Again, contrast that to the care I recieved for Katherine; it was another long labour, but at no point did Rhonda or the doctor on duty suggest that I should just go get a c-section. Rhonda and Ryan were a great team together and I felt everyone respected what I was trying to do. We were all in it together and from the labour to my surgery, to the surprise rupture, to getting Kat latched on for the first time, to settling in as a family for our first night together, it never felt otherwise.
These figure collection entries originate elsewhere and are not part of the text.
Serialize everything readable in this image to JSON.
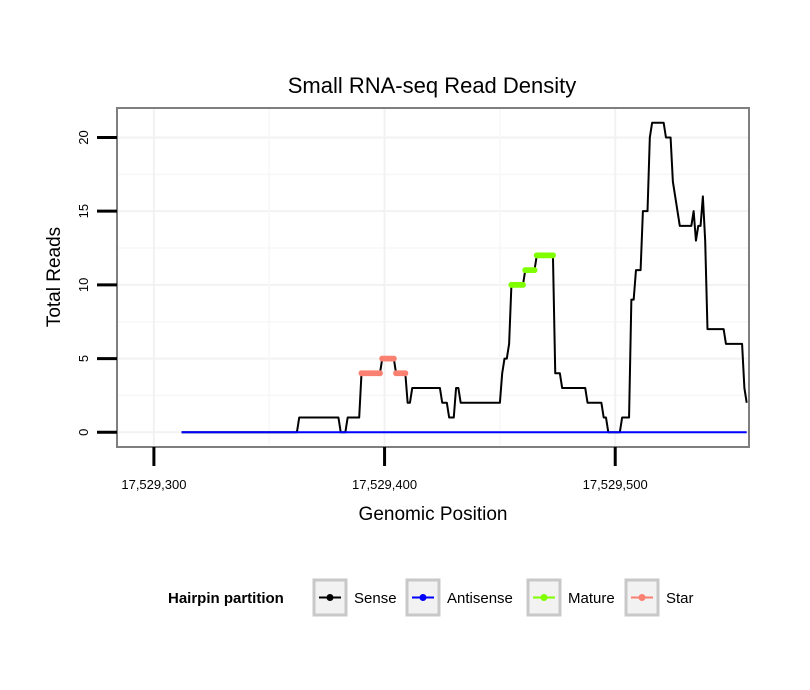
{
  "chart_data": {
    "type": "line",
    "title": "Small RNA-seq Read Density",
    "xlabel": "Genomic Position",
    "ylabel": "Total Reads",
    "xlim": [
      17529284,
      17529558
    ],
    "ylim": [
      -1,
      22
    ],
    "x_ticks": [
      17529300,
      17529400,
      17529500
    ],
    "x_tick_labels": [
      "17,529,300",
      "17,529,400",
      "17,529,500"
    ],
    "y_ticks": [
      0,
      5,
      10,
      15,
      20
    ],
    "y_tick_labels": [
      "0",
      "5",
      "10",
      "15",
      "20"
    ],
    "grid": true,
    "legend": {
      "title": "Hairpin partition",
      "placement": "bottom",
      "entries": [
        {
          "name": "Sense",
          "color": "#000000"
        },
        {
          "name": "Antisense",
          "color": "#0000ff"
        },
        {
          "name": "Mature",
          "color": "#7fff00"
        },
        {
          "name": "Star",
          "color": "#fa8072"
        }
      ]
    },
    "series": [
      {
        "name": "Sense",
        "color": "#000000",
        "points": [
          [
            17529312,
            0
          ],
          [
            17529362,
            0
          ],
          [
            17529363,
            1
          ],
          [
            17529380,
            1
          ],
          [
            17529381,
            0
          ],
          [
            17529383,
            0
          ],
          [
            17529384,
            1
          ],
          [
            17529389,
            1
          ],
          [
            17529390,
            4
          ],
          [
            17529398,
            4
          ],
          [
            17529399,
            5
          ],
          [
            17529404,
            5
          ],
          [
            17529405,
            4
          ],
          [
            17529409,
            4
          ],
          [
            17529410,
            2
          ],
          [
            17529411,
            2
          ],
          [
            17529412,
            3
          ],
          [
            17529424,
            3
          ],
          [
            17529425,
            2
          ],
          [
            17529427,
            2
          ],
          [
            17529428,
            1
          ],
          [
            17529430,
            1
          ],
          [
            17529431,
            3
          ],
          [
            17529432,
            3
          ],
          [
            17529433,
            2
          ],
          [
            17529450,
            2
          ],
          [
            17529451,
            4
          ],
          [
            17529452,
            5
          ],
          [
            17529453,
            5
          ],
          [
            17529454,
            6
          ],
          [
            17529455,
            10
          ],
          [
            17529460,
            10
          ],
          [
            17529461,
            11
          ],
          [
            17529465,
            11
          ],
          [
            17529466,
            12
          ],
          [
            17529473,
            12
          ],
          [
            17529474,
            4
          ],
          [
            17529476,
            4
          ],
          [
            17529477,
            3
          ],
          [
            17529487,
            3
          ],
          [
            17529488,
            2
          ],
          [
            17529494,
            2
          ],
          [
            17529495,
            1
          ],
          [
            17529496,
            1
          ],
          [
            17529497,
            0
          ],
          [
            17529502,
            0
          ],
          [
            17529503,
            1
          ],
          [
            17529506,
            1
          ],
          [
            17529507,
            9
          ],
          [
            17529508,
            9
          ],
          [
            17529509,
            11
          ],
          [
            17529511,
            11
          ],
          [
            17529512,
            15
          ],
          [
            17529514,
            15
          ],
          [
            17529515,
            20
          ],
          [
            17529516,
            21
          ],
          [
            17529521,
            21
          ],
          [
            17529522,
            20
          ],
          [
            17529524,
            20
          ],
          [
            17529525,
            17
          ],
          [
            17529526,
            16
          ],
          [
            17529528,
            14
          ],
          [
            17529533,
            14
          ],
          [
            17529534,
            15
          ],
          [
            17529535,
            13
          ],
          [
            17529536,
            14
          ],
          [
            17529537,
            14
          ],
          [
            17529538,
            16
          ],
          [
            17529539,
            13
          ],
          [
            17529540,
            7
          ],
          [
            17529547,
            7
          ],
          [
            17529548,
            6
          ],
          [
            17529555,
            6
          ],
          [
            17529556,
            3
          ],
          [
            17529557,
            2
          ]
        ]
      },
      {
        "name": "Antisense",
        "color": "#0000ff",
        "points": [
          [
            17529312,
            0
          ],
          [
            17529557,
            0
          ]
        ]
      },
      {
        "name": "Mature",
        "color": "#7fff00",
        "points": [
          [
            17529455,
            10
          ],
          [
            17529456,
            10
          ],
          [
            17529457,
            10
          ],
          [
            17529458,
            10
          ],
          [
            17529459,
            10
          ],
          [
            17529460,
            10
          ],
          [
            17529461,
            11
          ],
          [
            17529462,
            11
          ],
          [
            17529463,
            11
          ],
          [
            17529464,
            11
          ],
          [
            17529465,
            11
          ],
          [
            17529466,
            12
          ],
          [
            17529467,
            12
          ],
          [
            17529468,
            12
          ],
          [
            17529469,
            12
          ],
          [
            17529470,
            12
          ],
          [
            17529471,
            12
          ],
          [
            17529472,
            12
          ],
          [
            17529473,
            12
          ]
        ]
      },
      {
        "name": "Star",
        "color": "#fa8072",
        "points": [
          [
            17529390,
            4
          ],
          [
            17529391,
            4
          ],
          [
            17529392,
            4
          ],
          [
            17529393,
            4
          ],
          [
            17529394,
            4
          ],
          [
            17529395,
            4
          ],
          [
            17529396,
            4
          ],
          [
            17529397,
            4
          ],
          [
            17529398,
            4
          ],
          [
            17529399,
            5
          ],
          [
            17529400,
            5
          ],
          [
            17529401,
            5
          ],
          [
            17529402,
            5
          ],
          [
            17529403,
            5
          ],
          [
            17529404,
            5
          ],
          [
            17529405,
            4
          ],
          [
            17529406,
            4
          ],
          [
            17529407,
            4
          ],
          [
            17529408,
            4
          ],
          [
            17529409,
            4
          ]
        ]
      }
    ]
  }
}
Rhonda was 100% on my team, supporting both me and Ryan through a difficult experience and she’d been on our team since the very first email I sent reaching out to them at Sunflower Midwife Services.
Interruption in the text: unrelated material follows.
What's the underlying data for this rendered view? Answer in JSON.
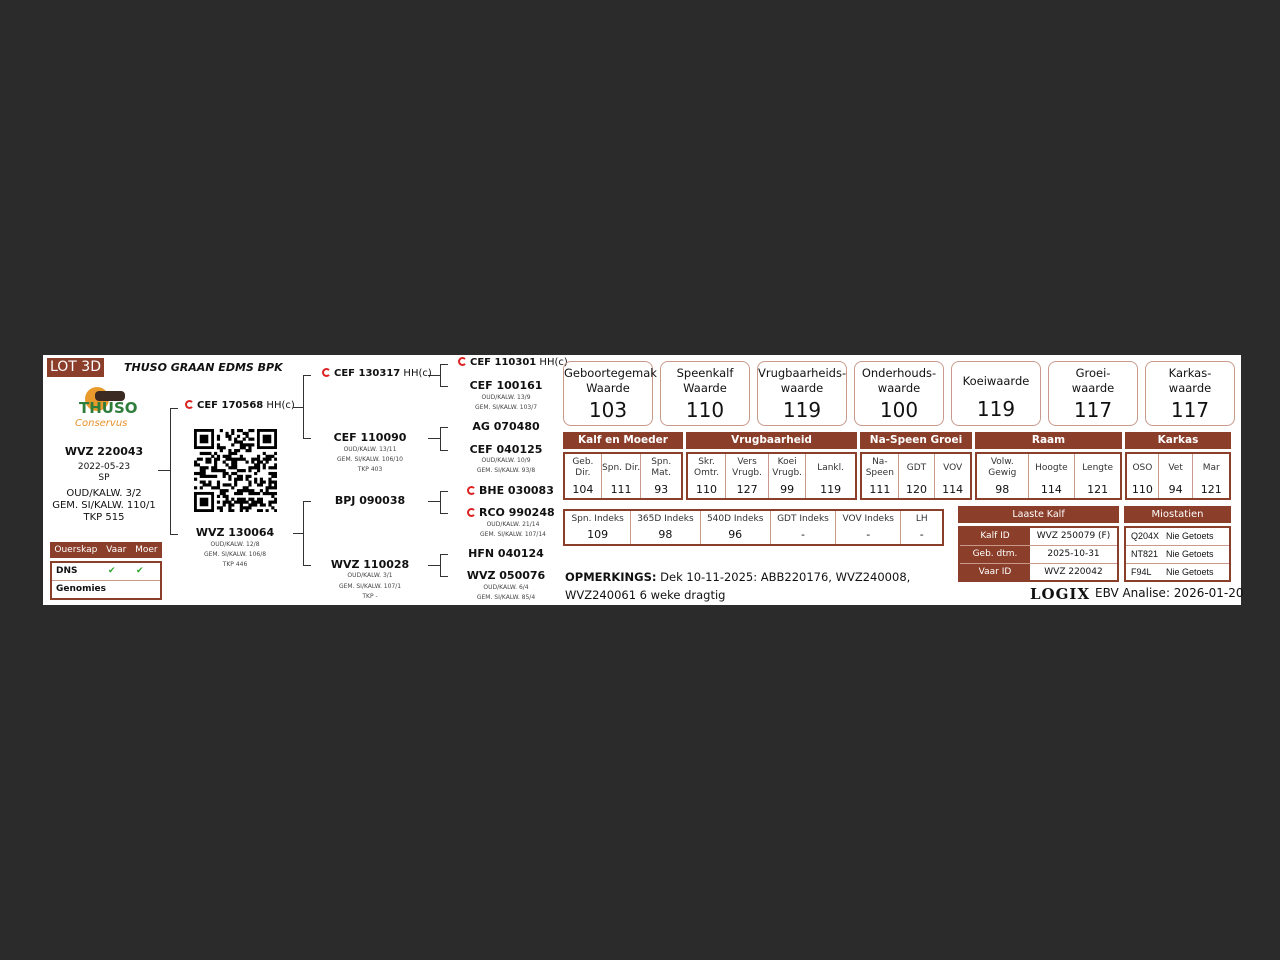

Midwifery care is exactly that; CARE. In my experiences, the traditional model of ob/gyn care vs midwifery care couldn’t be more different, though ultimately the outcome was basically the same; two healthy babies. It’s worth noting, however, that MY recovery after my second birth was drastically better than that of my first, not just physically, but mentally and emotionally. Ob/gyns don’t make house calls; midwives do, for six weeks after your baby is born, and in the weeks immediately preceeding birth. Ob/gyns don’t care for texts from their patients at gods know what hour, saying “Hey quick question; I’m bleeding! What should I do?”, whereas Rhonda was quick to reply with a couple of questions and some good advice. There’s no guarantee that the doctor on call the night you go into labour will be YOUR doctor, the person you’ve supposedly built a repetoire with the past nine months; with Gabe I had two different doctors, and same with Katherine. Long labours mean a new team at shift-change, but a midwife is there from start to finish and then some. When you look up at your doctor, afraid and exhausted, and see over the white mask they’re clearly exasperated with you, it can damage you. When you look up at your midwife, afraid and exhausted, and see over the white mask the compassion shining in their eyes, it can heal you. Thank you to all the midwives out there doing this difficult, time-consuming, sometimes heartbreaking but much more often rewarding in a way that no other work is, work.